Potential films are evaluated initially by a five-member “pre-selection” committee, with the full, 15-member committee making the final decisions.  

“There’s a whole process of research,” Siegwald says, “before we share anything with the committee.”  

“Sometimes we know about a film, but there’s no distributor,” says committee co-chair Keiley Caster. Or “there’s a film that is so popular that it’s really a commercial film, like ‘The Brutalist.”  

“Actually, we did try to get that early on,” co-chair Hodes added, “but the distributors knew this was going to be a big thing, so they held us off.”  

Numerous committee members have served for much of the festival’s 27-year history. “They love it,” Siegwald says. “They’re just incredible, passionate people.”  

Hodes – who’s one of those stalwart committee members – recommends paying special attention to Kidnapped: The Abduction of Edgardo Mortara. The film, directed by Marco Bellocchio, tells the true story of how a six-year-old Jewish boy living in 19th-century Italy was taken from his family (by order of the Pope) and brought up as a Catholic.  

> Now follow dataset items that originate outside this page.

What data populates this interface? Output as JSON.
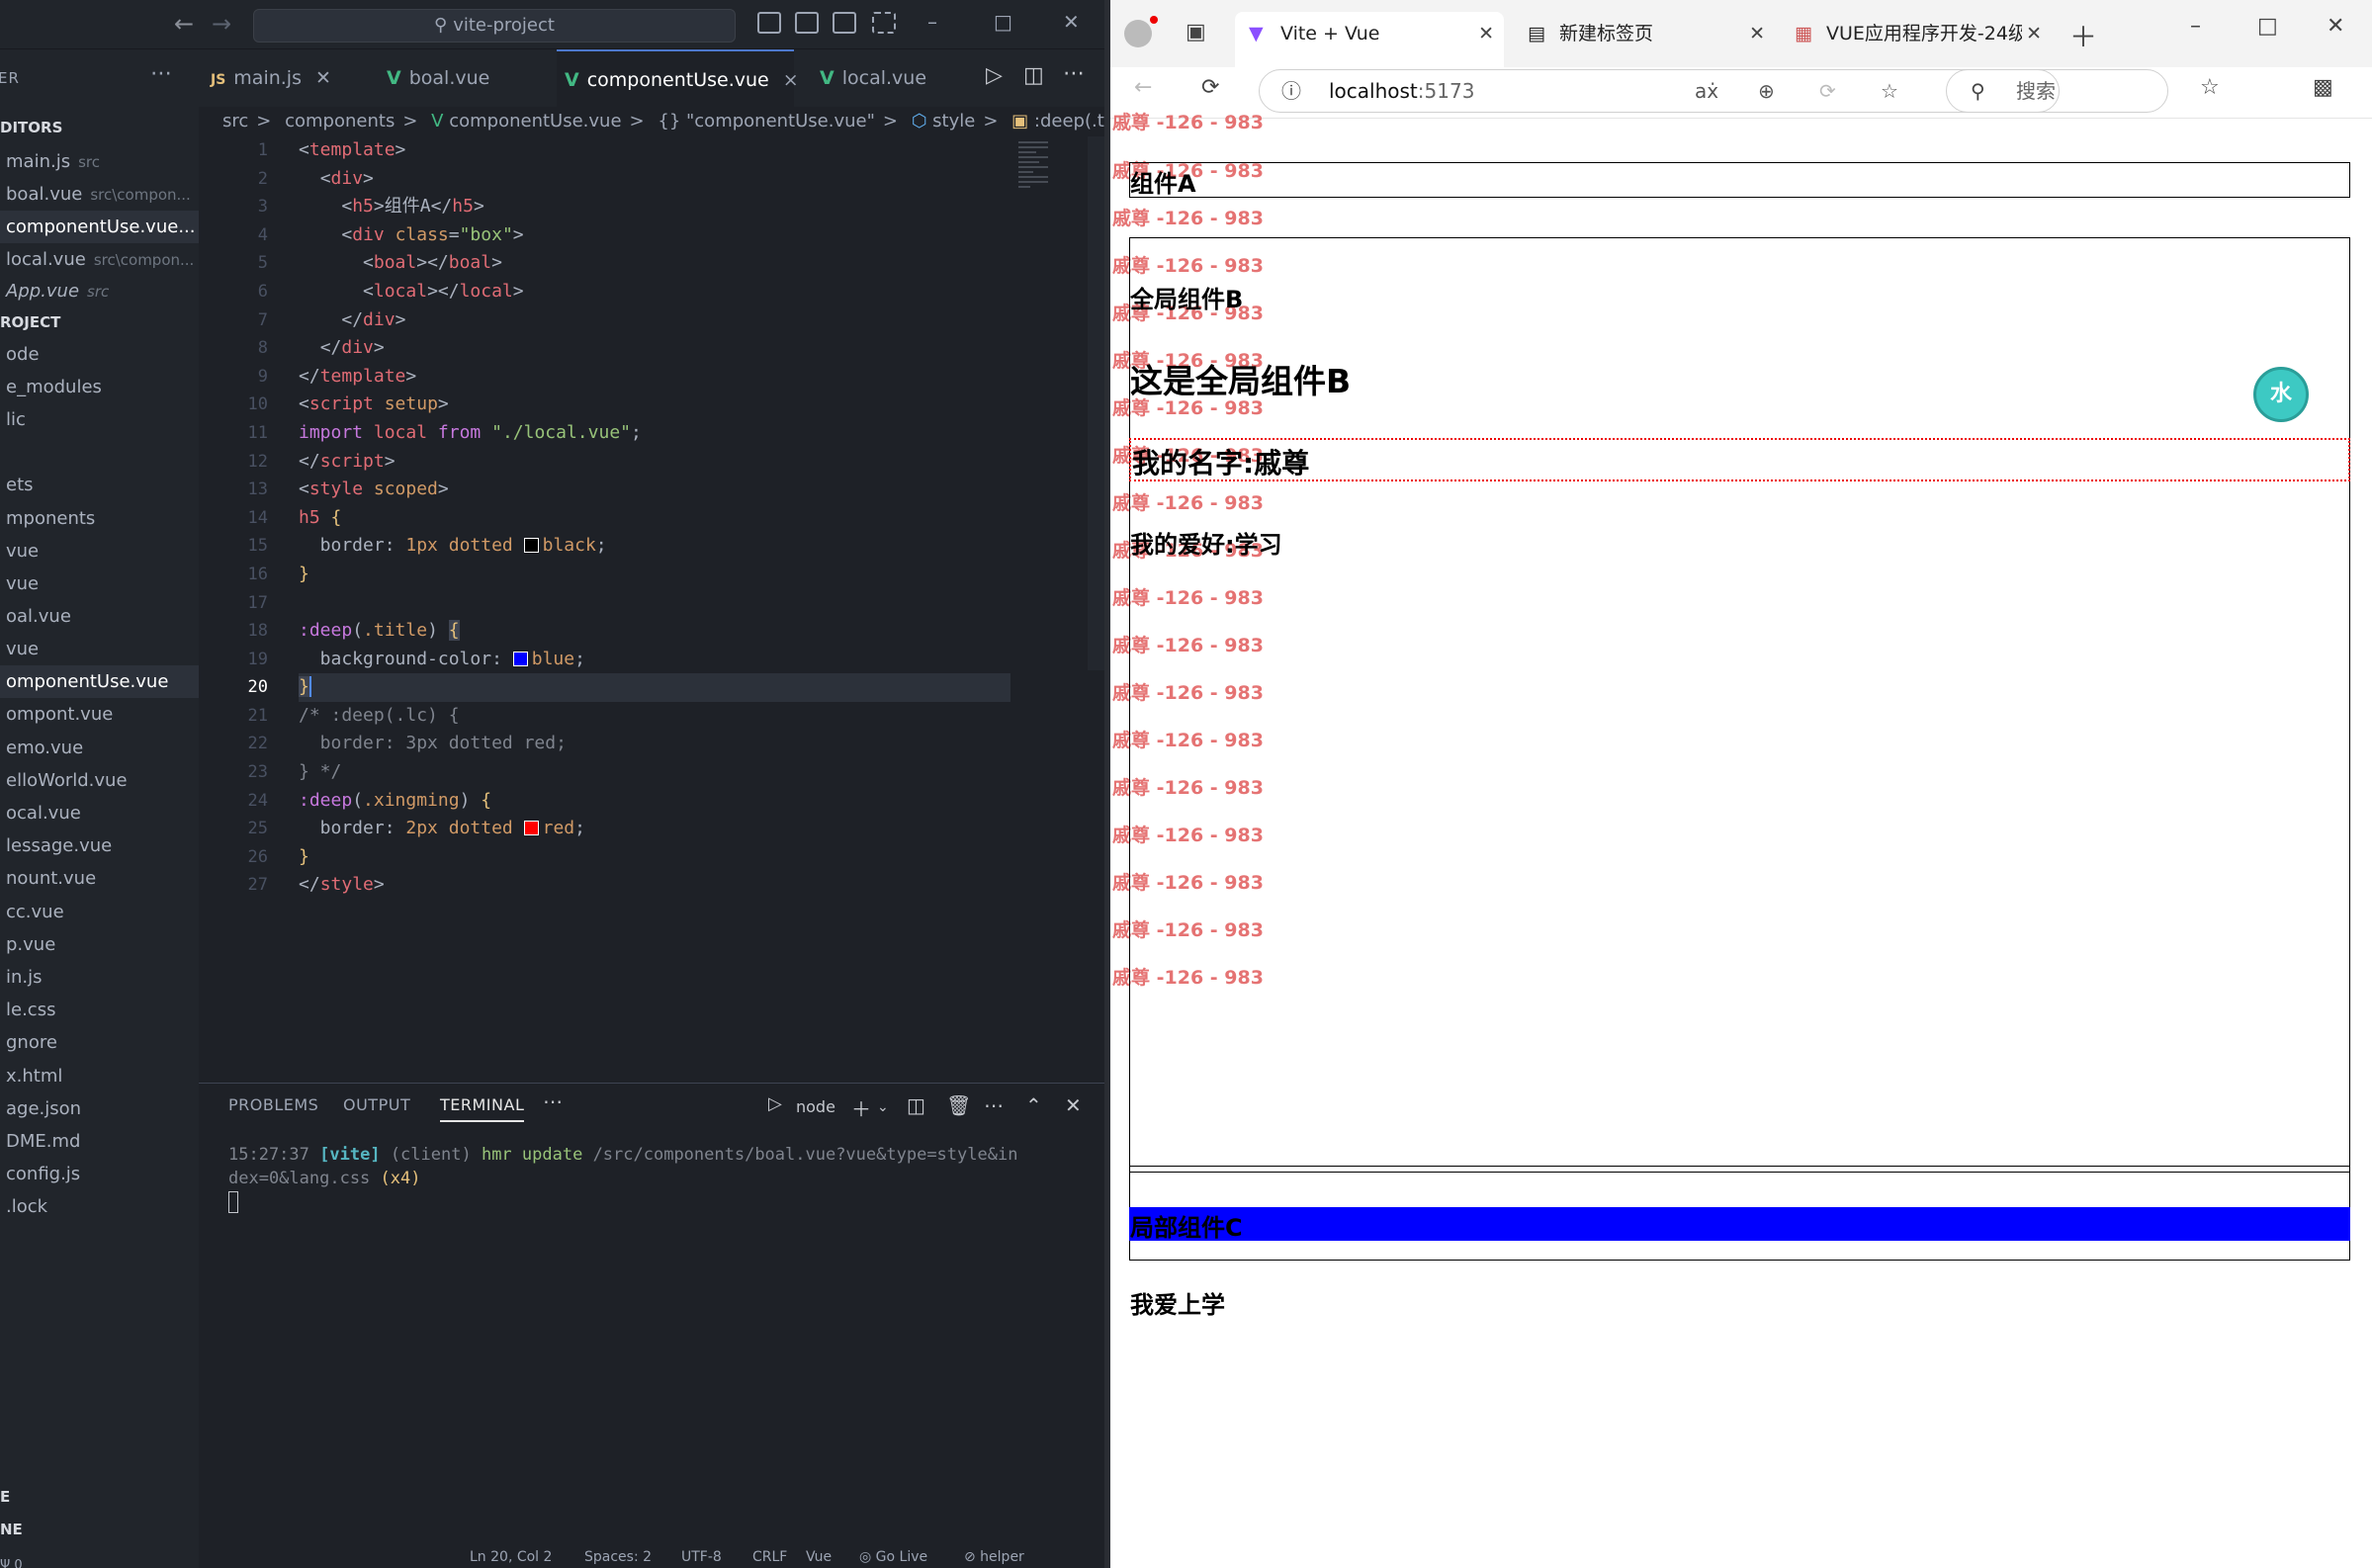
{
  "vscode": {
    "search_label": "vite-project",
    "explorer_title": "ER",
    "sidebar": [
      {
        "label": "DITORS",
        "type": "sec"
      },
      {
        "label": "main.js",
        "dim": "src"
      },
      {
        "label": "boal.vue",
        "dim": "src\\compon..."
      },
      {
        "label": "componentUse.vue...",
        "sel": true
      },
      {
        "label": "local.vue",
        "dim": "src\\compon..."
      },
      {
        "label": "App.vue",
        "dim": "src",
        "italic": true
      },
      {
        "label": "ROJECT",
        "type": "sec"
      },
      {
        "label": "ode"
      },
      {
        "label": "e_modules"
      },
      {
        "label": "lic"
      },
      {
        "label": ""
      },
      {
        "label": "ets"
      },
      {
        "label": "mponents"
      },
      {
        "label": "vue"
      },
      {
        "label": "vue"
      },
      {
        "label": "oal.vue"
      },
      {
        "label": "vue"
      },
      {
        "label": "omponentUse.vue",
        "sel": true
      },
      {
        "label": "ompont.vue"
      },
      {
        "label": "emo.vue"
      },
      {
        "label": "elloWorld.vue"
      },
      {
        "label": "ocal.vue"
      },
      {
        "label": "lessage.vue"
      },
      {
        "label": "nount.vue"
      },
      {
        "label": "cc.vue"
      },
      {
        "label": "p.vue"
      },
      {
        "label": "in.js"
      },
      {
        "label": "le.css"
      },
      {
        "label": "gnore"
      },
      {
        "label": "x.html"
      },
      {
        "label": "age.json"
      },
      {
        "label": "DME.md"
      },
      {
        "label": "config.js"
      },
      {
        "label": ".lock"
      }
    ],
    "sidebar_footer": [
      "E",
      "NE",
      "Ψ 0"
    ],
    "tabs": [
      {
        "label": "main.js",
        "kind": "js"
      },
      {
        "label": "boal.vue",
        "kind": "vue"
      },
      {
        "label": "componentUse.vue",
        "kind": "vue",
        "active": true,
        "close": "×"
      },
      {
        "label": "local.vue",
        "kind": "vue"
      }
    ],
    "breadcrumb": [
      "src",
      "components",
      "componentUse.vue",
      "{} \"componentUse.vue\"",
      "style",
      ":deep(.title)"
    ],
    "line_numbers": [
      "1",
      "2",
      "3",
      "4",
      "5",
      "6",
      "7",
      "8",
      "9",
      "10",
      "11",
      "12",
      "13",
      "14",
      "15",
      "16",
      "17",
      "18",
      "19",
      "20",
      "21",
      "22",
      "23",
      "24",
      "25",
      "26",
      "27"
    ],
    "current_line": "20",
    "panel_tabs": [
      "PROBLEMS",
      "OUTPUT",
      "TERMINAL"
    ],
    "terminal_shell": "node",
    "terminal": {
      "time": "15:27:37",
      "tag": "[vite]",
      "client": "(client)",
      "msg": "hmr update",
      "path": "/src/components/boal.vue?vue&type=style&in",
      "path2": "dex=0&lang.css",
      "count": "(x4)"
    },
    "status": [
      "Ln 20, Col 2",
      "Spaces: 2",
      "UTF-8",
      "CRLF",
      "Vue",
      "◎ Go Live",
      "⊘ helper"
    ]
  },
  "browser": {
    "tabs": [
      {
        "label": "Vite + Vue"
      },
      {
        "label": "新建标签页"
      },
      {
        "label": "VUE应用程序开发-24级"
      }
    ],
    "url_host": "localhost",
    "url_port": ":5173",
    "search_placeholder": "搜索",
    "watermark": "戚尊 -126 - 983",
    "content": {
      "h5": "组件A",
      "global_title": "全局组件B",
      "global_big": "这是全局组件B",
      "name": "我的名字:戚尊",
      "hobby": "我的爱好:学习",
      "local_title": "局部组件C",
      "local_text": "我爱上学"
    },
    "avatar_icon": "水"
  },
  "colors": {
    "accent": "#4d78cc",
    "vue": "#42b883",
    "blue_bar": "#0000ff",
    "dotted_red": "#ee0000"
  }
}
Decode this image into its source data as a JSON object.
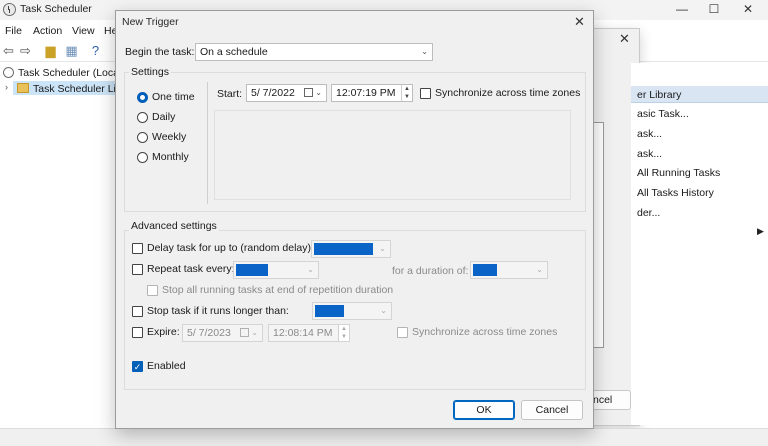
{
  "app": {
    "title": "Task Scheduler",
    "menu": [
      "File",
      "Action",
      "View",
      "He"
    ],
    "tree": [
      "Task Scheduler (Local)",
      "Task Scheduler Libra"
    ],
    "actions": {
      "header": "er Library",
      "items": [
        "asic Task...",
        "ask...",
        "ask...",
        "All Running Tasks",
        "All Tasks History",
        "der..."
      ]
    },
    "create_task": {
      "cancel_label": "ncel"
    }
  },
  "dialog": {
    "title": "New Trigger",
    "begin_task": {
      "label": "Begin the task:",
      "value": "On a schedule"
    },
    "settings": {
      "title": "Settings",
      "radios": [
        "One time",
        "Daily",
        "Weekly",
        "Monthly"
      ],
      "selected": "One time",
      "start_label": "Start:",
      "start_date": "5/  7/2022",
      "start_time": "12:07:19 PM",
      "sync_label": "Synchronize across time zones"
    },
    "advanced": {
      "title": "Advanced settings",
      "delay_label": "Delay task for up to (random delay):",
      "repeat_label": "Repeat task every:",
      "duration_label": "for a duration of:",
      "stop_running_label": "Stop all running tasks at end of repetition duration",
      "stop_longer_label": "Stop task if it runs longer than:",
      "expire_label": "Expire:",
      "expire_date": "5/  7/2023",
      "expire_time": "12:08:14 PM",
      "expire_sync_label": "Synchronize across time zones",
      "enabled_label": "Enabled",
      "enabled": true
    },
    "buttons": {
      "ok": "OK",
      "cancel": "Cancel"
    }
  },
  "colors": {
    "accent": "#005fb8",
    "selection": "#0a64c8",
    "dialog_bg": "#f0f0f0"
  }
}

“This was a chapter in Jewish history that many people, including me, were not familiar with,” she says.  

The Feb. 15 showing at the Trager Family JCC will be followed by a Q & A session with Pulitzer Prize-winning historian David Kertzer (participating virtually), who chronicled this extraordinary narrative in his 1997 book The Kidnapping of Edgardo Mortara. The discussion, moderated by Solange Minstein, is sponsored by Wilma Probst Levy.  

This year’s Festival will be spread among five venues: the Trager Family JCC, Baxter Avenue Theatres Filmworks, Adath Jeshurun, The Temple and the Speed. Some films will be viewable only virtually, and because of location restrictions, out-of-area viewers are likely to be out-of-luck viewers.  

Aficionados may want to take advantage of a Virtual Festival Pass, which allows you to view all seven virtual films (six full length and one short). Note that these passes don’t grant access to live events, for which you’ll need to purchase separate tickets.  

Happily, you won’t need to pay anything to watch I See You, this season’s short film, which will be shown virtually. This 20-minute cinematic nugget tells of Danny Layani, who after 25 years of being totally blind, regains his sight long enough to finally see his wife and four children.  

Call it another example of reaching out to a fan-base-in-waiting. “We’re opening minds to more new people,” Siegwald says. “We love doing that.”  

With that dynamic in mind, “we have a community outreach subcommittee,” Siegwald says, “because we want to grow different segments of the community” – even beyond the festival’s customary spot on the calendar. This past September, for example, “we had an outdoor film shown on a huge inflatable screen” adjacent to the Camp J building.  

The event featured Hotel Transylvania and was free to Trager Family JCC members. It was consistent with the Trager Family JCC’s ongoing imperative: engage with members of the Jewish community wherever they may be and regardless of their background, telling their stories from one generation to another.  

In other words, the bridge-building never stops. Or as Siegwald puts it: “We’re always looking for opportunities.”